Sınırlar bebeklikten itibaren konulmalıdır. Üç yaşında sınırların oluşturulmaya başlanabilir. Yaşla birlikte ve çocuk önceki sınırlara uyum sağladıkça sınırlar genişletilebilir. Oluşturulan sınırların çok kısıtlayıcı ve deneyimleri engelleyici olmaması daha uygun olacaktır. Sınırlara uyulmaması durumunda aşırı tepki gösterilmemesi gerekmektedir. Dengeli sınırlar koyulmalı. Bu tür sınırlar öğrenme ve sorumluluk kazanmayı ve iş birliğini artırır.

çocuğa sınır koyma

Sınır Koyarken:

  • Mesajlarınızı davranışlar üzerine yoğunlaştırın. Doğrudan ve belirgin ifadeleri normal ses tonunuz ile çocuğa verin. Sonuçları en başından belirleyin. Sözlerinizi davranışlarla destekleyin. Gerçekleştirilmeyecek veya belirsiz tehditler kullanmayın. “Oraya gelirsem çok kötü olur, hele bir dene bak neler yapıyorum, seni döverim, babana söylersem görürsün gününü.” gibi söylemlerden uzak durun.
  • Çocuklarınıza yasaklar yerine sınırlı seçenekler sunun. Örneğin; “Hemen masaya otur ve yemeğini ye.” yerine “Yemeğini kendin mi alırsın yoksa ben mi koyayım.” denmelidir. Böylece çocuğun karar verme yetisinin gelişmesine yardımcı olunur.
  • Çocuklara neyi yapmaması gerektiğini değil, neyi yapması gerektiğini söylenmelidir. Örneğin; “Defterlerini ortada bırakma.” yerine “Defterlerini toplayıp çantanın içine koyar mısın?” denmelidir. Bir süre sonra çocuğun bu sorumluluğu ikaz edilmeden almış olması beklenir.
  • “Hayır” demeden önce bir kez daha düşünün. Ağzınızdan çıkacak hayır kelimesi; “belki, “olabilir, evet” anlamlarına gelmemelidir.

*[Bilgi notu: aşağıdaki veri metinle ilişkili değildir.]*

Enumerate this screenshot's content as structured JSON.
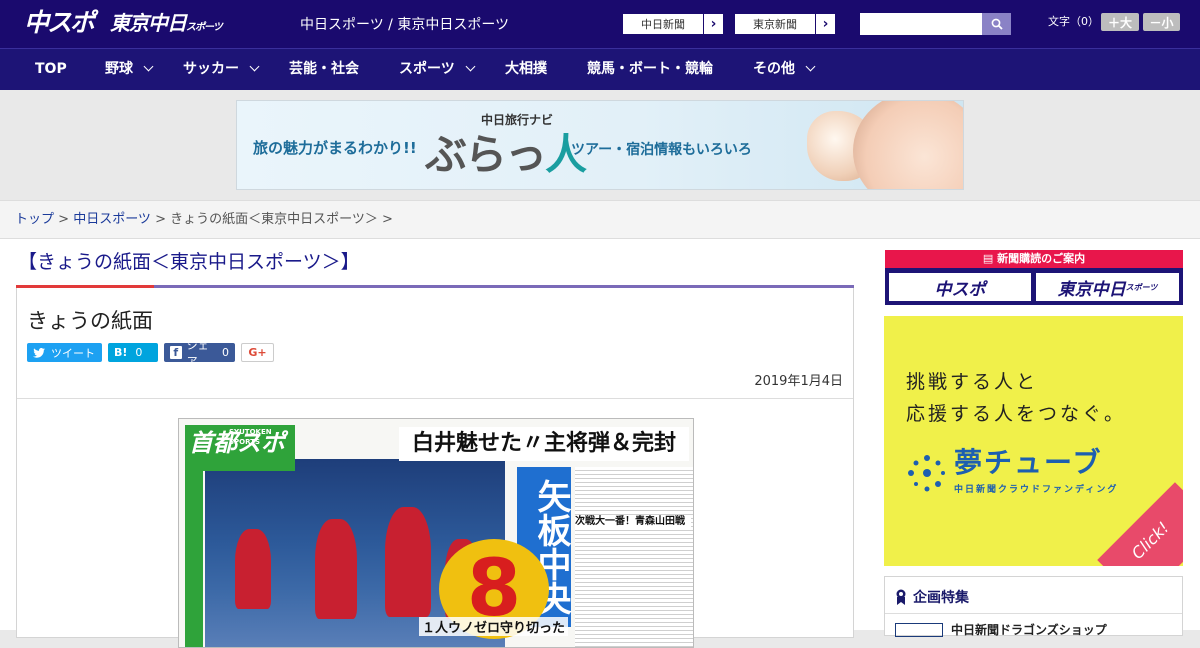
{
  "header": {
    "logo_chuspo": "中スポ",
    "logo_tokyo": "東京中日",
    "logo_tokyo_suffix": "スポーツ",
    "site_name": "中日スポーツ / 東京中日スポーツ",
    "paper_links": [
      "中日新聞",
      "東京新聞"
    ],
    "search_placeholder": "",
    "font_size_label": "文字（0）",
    "font_bigger": "＋大",
    "font_smaller": "－小"
  },
  "nav": {
    "items": [
      {
        "label": "TOP",
        "has_menu": false
      },
      {
        "label": "野球",
        "has_menu": true
      },
      {
        "label": "サッカー",
        "has_menu": true
      },
      {
        "label": "芸能・社会",
        "has_menu": false
      },
      {
        "label": "スポーツ",
        "has_menu": true
      },
      {
        "label": "大相撲",
        "has_menu": false
      },
      {
        "label": "競馬・ボート・競輪",
        "has_menu": false
      },
      {
        "label": "その他",
        "has_menu": true
      }
    ]
  },
  "banner": {
    "left_text": "旅の魅力がまるわかり!!",
    "sub_text": "中日旅行ナビ",
    "logo_part1": "ぶらっ",
    "logo_part2": "人",
    "right_text": "ツアー・宿泊情報もいろいろ"
  },
  "breadcrumb": {
    "home": "トップ",
    "section": "中日スポーツ",
    "current": "きょうの紙面＜東京中日スポーツ＞"
  },
  "page": {
    "heading": "【きょうの紙面＜東京中日スポーツ＞】",
    "article_title": "きょうの紙面",
    "date": "2019年1月4日",
    "share": {
      "tweet": "ツイート",
      "hatena_label": "B!",
      "hatena_count": "0",
      "facebook_label": "シェア",
      "facebook_count": "0",
      "gplus": "G+"
    }
  },
  "newspaper": {
    "logo": "首都スポ",
    "logo_sub": "SYUTOKEN SPORTS",
    "headline": "白井魅せた〃主将弾＆完封",
    "vertical_title": "矢板中央",
    "big_number": "8",
    "subhead": "次戦大一番！青森山田戦",
    "caption": "１人ウノゼロ守り切った"
  },
  "sidebar": {
    "subscribe_label": "新聞購読のご案内",
    "subscribe_chuspo": "中スポ",
    "subscribe_tokyo": "東京中日",
    "subscribe_tokyo_suffix": "スポーツ",
    "yume_line1": "挑戦する人と",
    "yume_line2": "応援する人をつなぐ。",
    "yume_logo": "夢チューブ",
    "yume_sub": "中日新聞クラウドファンディング",
    "yume_click": "Click!",
    "kikaku_title": "企画特集",
    "kikaku_item": "中日新聞ドラゴンズショップ"
  },
  "colors": {
    "topbar": "#1a0a6e",
    "nav": "#1d1476",
    "accent_red": "#e23a3a",
    "accent_purple": "#7a6ab8",
    "twitter": "#1da1f2",
    "hatena": "#00a4de",
    "facebook": "#3b5998",
    "yume_bg": "#f0f04a"
  }
}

Sınır koymayı özetleyecek olursak, çocuğunuz onaylanmayan davranış sergiledi. Sizin bu durumla ilgili kuralı net bir sözel mesajla iletmeniz ve sınırlı seçenekler sunmanız gerekiyor. Birinci seçeneğiniz kurala uymak iken, ikinci seçeneğiniz de kurala uymadığı durumda çocuğun katlanması / yüklenmesi gereken sorumluluk/sonuç olmalıdır. Burada sınırı bu seçenekler çizmektedir. Çocuk işbirliğine mecbur bırakılır. Yine de seçim çocuğa aittir. Çocuk işbirliği yapıp kurala uymazsa, kendi seçiminin sonuçlarına katlanması sağlanır.